# Best way to ship things from Canada to UK?



## chance (Dec 8, 2011)

I am not shipping any furnitures, just normal household stuff and a lot of books. What would be the best way to ship things from Canada to UK? Also how do I ship things if I don't already have a UK residence? So I guess need temporary storage. Any information will be greatly appreciated.


----------



## family_of_5 (Jan 11, 2012)

I wish I had an answer for you. We are in the same situation. I think we will be shipping a bit of furniture as well. I would also like to know what the timeline is for shipping your belongings? How far in advance should we consider shipping?


----------



## Jrge (Mar 22, 2011)

family_of_5 said:


> I wish I had an answer for you. We are in the same situation. *I think we will be shipping a bit of furniture as well*. I would also like to know what the timeline is for shipping your belongings? How far in advance should we consider shipping?


*Suggestion:* Make sure your furniture will "fit" in your property in the UK (FYI: properties here tent to be on the smaller side). When we moved to London, decided not to bring furniture, but decided to buy everything here instead. Yes, it is a bit more expensive, but I personally like the quality of it and the fact that we know before hand it will fit in our flat. 

Animo 
(Cheers)


----------



## family_of_5 (Jan 11, 2012)

Thanks for the tip. We will definitely be holding off until we have found a place in the UK. When we do go and look for properties we will have a measuring tape in hand. I have a feeling most of our furniture will end up staying in Canada but there are a few special pieces I don't really want to part with unless I have to. Thank you so much for your help.


----------



## Lorelli (Jan 6, 2012)

If and when you do decide to ship things over, be sure to get all the associated shipping company fees _in writing_ before you sign/pay up. 
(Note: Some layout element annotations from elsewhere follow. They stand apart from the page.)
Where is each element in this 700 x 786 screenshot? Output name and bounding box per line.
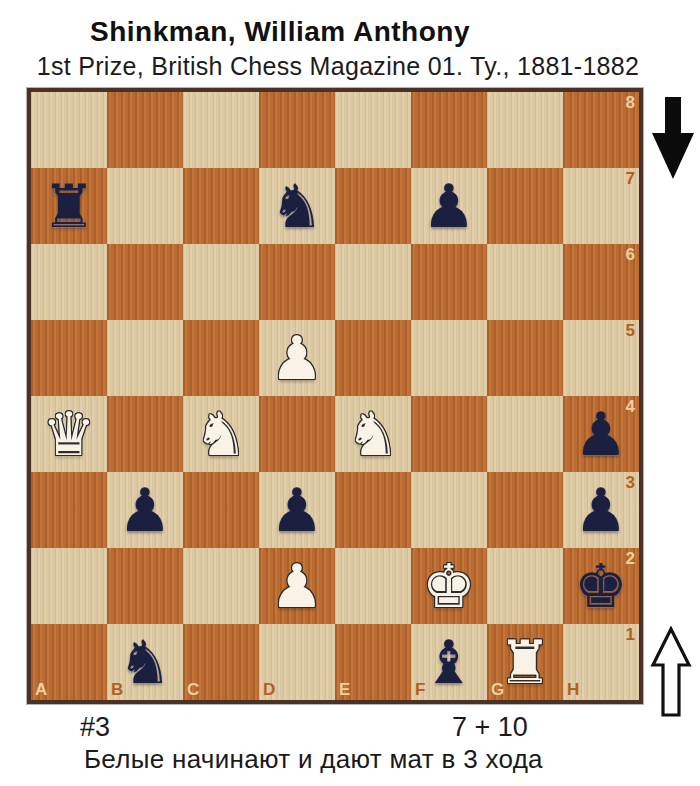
chess-board-frame: 8♜♞♟76♟5♛♞♞♟4♟♟♟3♟♚♚2A♞BCDE♝F♜G1H	[27, 88, 643, 704]
rank-label-1: 1	[626, 626, 635, 643]
square-f1: ♝F	[411, 624, 487, 700]
square-c6	[183, 244, 259, 320]
square-b1: ♞B	[107, 624, 183, 700]
square-g7	[487, 168, 563, 244]
stipulation-mate-in-3: #3	[80, 712, 110, 743]
square-b5	[107, 320, 183, 396]
square-h5: 5	[563, 320, 639, 396]
square-h8: 8	[563, 92, 639, 168]
square-f4	[411, 396, 487, 472]
white-up-arrow-icon	[650, 626, 692, 718]
square-a7: ♜	[31, 168, 107, 244]
black-pawn-f7: ♟	[411, 168, 487, 244]
square-g8	[487, 92, 563, 168]
square-g4	[487, 396, 563, 472]
black-down-arrow-icon	[652, 97, 694, 179]
square-b8	[107, 92, 183, 168]
square-h3: ♟3	[563, 472, 639, 548]
square-g1: ♜G	[487, 624, 563, 700]
file-label-C: C	[187, 681, 199, 698]
file-label-B: B	[111, 681, 123, 698]
rank-label-6: 6	[626, 246, 635, 263]
square-e7	[335, 168, 411, 244]
square-e5	[335, 320, 411, 396]
source-subtitle: 1st Prize, British Chess Magazine 01. Ty…	[0, 52, 676, 81]
white-pawn-d5: ♟	[259, 320, 335, 396]
square-e2	[335, 548, 411, 624]
rank-label-5: 5	[626, 322, 635, 339]
square-d3: ♟	[259, 472, 335, 548]
square-a1: A	[31, 624, 107, 700]
square-h7: 7	[563, 168, 639, 244]
square-b3: ♟	[107, 472, 183, 548]
square-d5: ♟	[259, 320, 335, 396]
rank-label-7: 7	[626, 170, 635, 187]
square-c5	[183, 320, 259, 396]
square-h1: 1H	[563, 624, 639, 700]
square-c8	[183, 92, 259, 168]
square-a2	[31, 548, 107, 624]
square-f5	[411, 320, 487, 396]
square-f3	[411, 472, 487, 548]
square-g6	[487, 244, 563, 320]
caption-russian: Белые начинают и дают мат в 3 хода	[84, 744, 543, 775]
material-count: 7 + 10	[452, 712, 528, 743]
square-d1: D	[259, 624, 335, 700]
square-g5	[487, 320, 563, 396]
black-rook-a7: ♜	[31, 168, 107, 244]
white-king-f2: ♚	[411, 548, 487, 624]
white-knight-c4: ♞	[183, 396, 259, 472]
square-a6	[31, 244, 107, 320]
square-f2: ♚	[411, 548, 487, 624]
square-d2: ♟	[259, 548, 335, 624]
square-b6	[107, 244, 183, 320]
square-a4: ♛	[31, 396, 107, 472]
file-label-F: F	[415, 681, 425, 698]
square-g3	[487, 472, 563, 548]
square-a8	[31, 92, 107, 168]
square-c4: ♞	[183, 396, 259, 472]
square-f7: ♟	[411, 168, 487, 244]
rank-label-4: 4	[626, 398, 635, 415]
square-b4	[107, 396, 183, 472]
white-queen-a4: ♛	[31, 396, 107, 472]
square-c3	[183, 472, 259, 548]
square-e6	[335, 244, 411, 320]
file-label-E: E	[339, 681, 350, 698]
composer-title: Shinkman, William Anthony	[0, 16, 560, 48]
square-d6	[259, 244, 335, 320]
square-c7	[183, 168, 259, 244]
white-pawn-d2: ♟	[259, 548, 335, 624]
square-d8	[259, 92, 335, 168]
rank-label-3: 3	[626, 474, 635, 491]
square-e3	[335, 472, 411, 548]
square-b7	[107, 168, 183, 244]
file-label-D: D	[263, 681, 275, 698]
square-b2	[107, 548, 183, 624]
square-h2: ♚2	[563, 548, 639, 624]
square-d4	[259, 396, 335, 472]
square-e8	[335, 92, 411, 168]
square-c2	[183, 548, 259, 624]
square-d7: ♞	[259, 168, 335, 244]
square-f8	[411, 92, 487, 168]
square-h6: 6	[563, 244, 639, 320]
rank-label-8: 8	[626, 94, 635, 111]
square-c1: C	[183, 624, 259, 700]
rank-label-2: 2	[626, 550, 635, 567]
file-label-H: H	[567, 681, 579, 698]
square-f6	[411, 244, 487, 320]
square-a3	[31, 472, 107, 548]
square-e4: ♞	[335, 396, 411, 472]
chess-board: 8♜♞♟76♟5♛♞♞♟4♟♟♟3♟♚♚2A♞BCDE♝F♜G1H	[31, 92, 639, 700]
black-pawn-d3: ♟	[259, 472, 335, 548]
file-label-G: G	[491, 681, 504, 698]
square-a5	[31, 320, 107, 396]
square-g2	[487, 548, 563, 624]
square-e1: E	[335, 624, 411, 700]
black-knight-d7: ♞	[259, 168, 335, 244]
file-label-A: A	[35, 681, 47, 698]
white-knight-e4: ♞	[335, 396, 411, 472]
square-h4: ♟4	[563, 396, 639, 472]
black-pawn-b3: ♟	[107, 472, 183, 548]
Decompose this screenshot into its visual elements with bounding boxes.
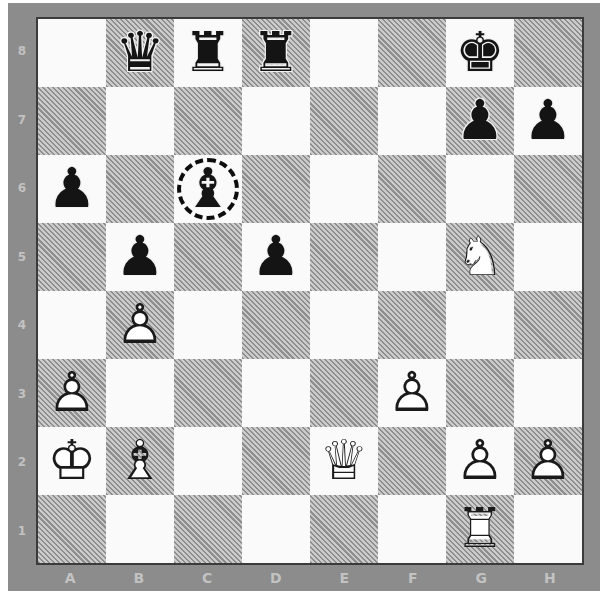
square-e3[interactable] xyxy=(310,359,378,427)
pawn-glyph-outline: ♙ xyxy=(514,427,582,495)
piece-black-queen[interactable]: ♛ xyxy=(106,19,174,87)
square-e8[interactable] xyxy=(310,19,378,87)
rank-label-4: 4 xyxy=(8,291,36,360)
square-c1[interactable] xyxy=(174,495,242,563)
pawn-glyph-outline: ♙ xyxy=(446,427,514,495)
square-a7[interactable] xyxy=(38,87,106,155)
pawn-glyph: ♟ xyxy=(514,87,582,155)
square-a6[interactable]: ♟ xyxy=(38,155,106,223)
rank-label-2: 2 xyxy=(8,428,36,497)
square-g4[interactable] xyxy=(446,291,514,359)
piece-white-pawn[interactable]: ♟♙ xyxy=(514,427,582,495)
rank-label-8: 8 xyxy=(8,17,36,86)
piece-black-pawn[interactable]: ♟ xyxy=(38,155,106,223)
square-e1[interactable] xyxy=(310,495,378,563)
rank-label-7: 7 xyxy=(8,86,36,155)
pawn-glyph: ♟ xyxy=(38,155,106,223)
pawn-glyph-outline: ♙ xyxy=(38,359,106,427)
square-f3[interactable]: ♟♙ xyxy=(378,359,446,427)
square-g3[interactable] xyxy=(446,359,514,427)
square-b3[interactable] xyxy=(106,359,174,427)
king-glyph-outline: ♔ xyxy=(38,427,106,495)
square-e2[interactable]: ♛♕ xyxy=(310,427,378,495)
pawn-glyph: ♟ xyxy=(446,87,514,155)
square-b8[interactable]: ♛ xyxy=(106,19,174,87)
square-f5[interactable] xyxy=(378,223,446,291)
square-a8[interactable] xyxy=(38,19,106,87)
square-f4[interactable] xyxy=(378,291,446,359)
square-h2[interactable]: ♟♙ xyxy=(514,427,582,495)
file-label-c: C xyxy=(173,565,242,591)
square-c6[interactable]: ♝ xyxy=(174,155,242,223)
board-frame: 87654321 ABCDEFGH ♛♜♜♚♟♟♟♝♟♟♞♘♟♙♟♙♟♙♚♔♝♗… xyxy=(8,3,600,591)
square-e4[interactable] xyxy=(310,291,378,359)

We got stung having forked out a substantial sum to ship our belongings from the USA to the UK. Not only were there hidden 'warehouse collection' fees this side along with all the usual, but we had to hire a van to collect the pallet some 100+ miles from the port we paid for it to go to. The shipping company washed their hands of us and didn't offer an iota of help - not their country, not their problem. Please go with recommendations if you can.


----------



## chance (Dec 8, 2011)

*Best way to ship things BEFORE going to UK?*

What should I do and what is the best way if I want to ship things to the UK before I actually get there?


----------



## stardm (Nov 28, 2011)

chance said:


> What should I do and what is the best way if I want to ship things to the UK before I actually get there?


I just arrived from the states about 5 days ago and for me the shipment is still sitting in los Angeles and won't be here for 2-3,months. So unless you send it way earlier than your trip i would not expect it to be here before you. But that just be from where i was leaving from possibly


----------



## chance (Dec 8, 2011)

stardm said:


> I just arrived from the states about 5 days ago and for me the shipment is still sitting in los Angeles and won't be here for 2-3,months. So unless you send it way earlier than your trip i would not expect it to be here before you. But that just be from where i was leaving from possibly


Thanks. But I still need an address to send my shipment to... I might go to the UK first anyway with my family arriving one month later, which would allow me to find a place first.


----------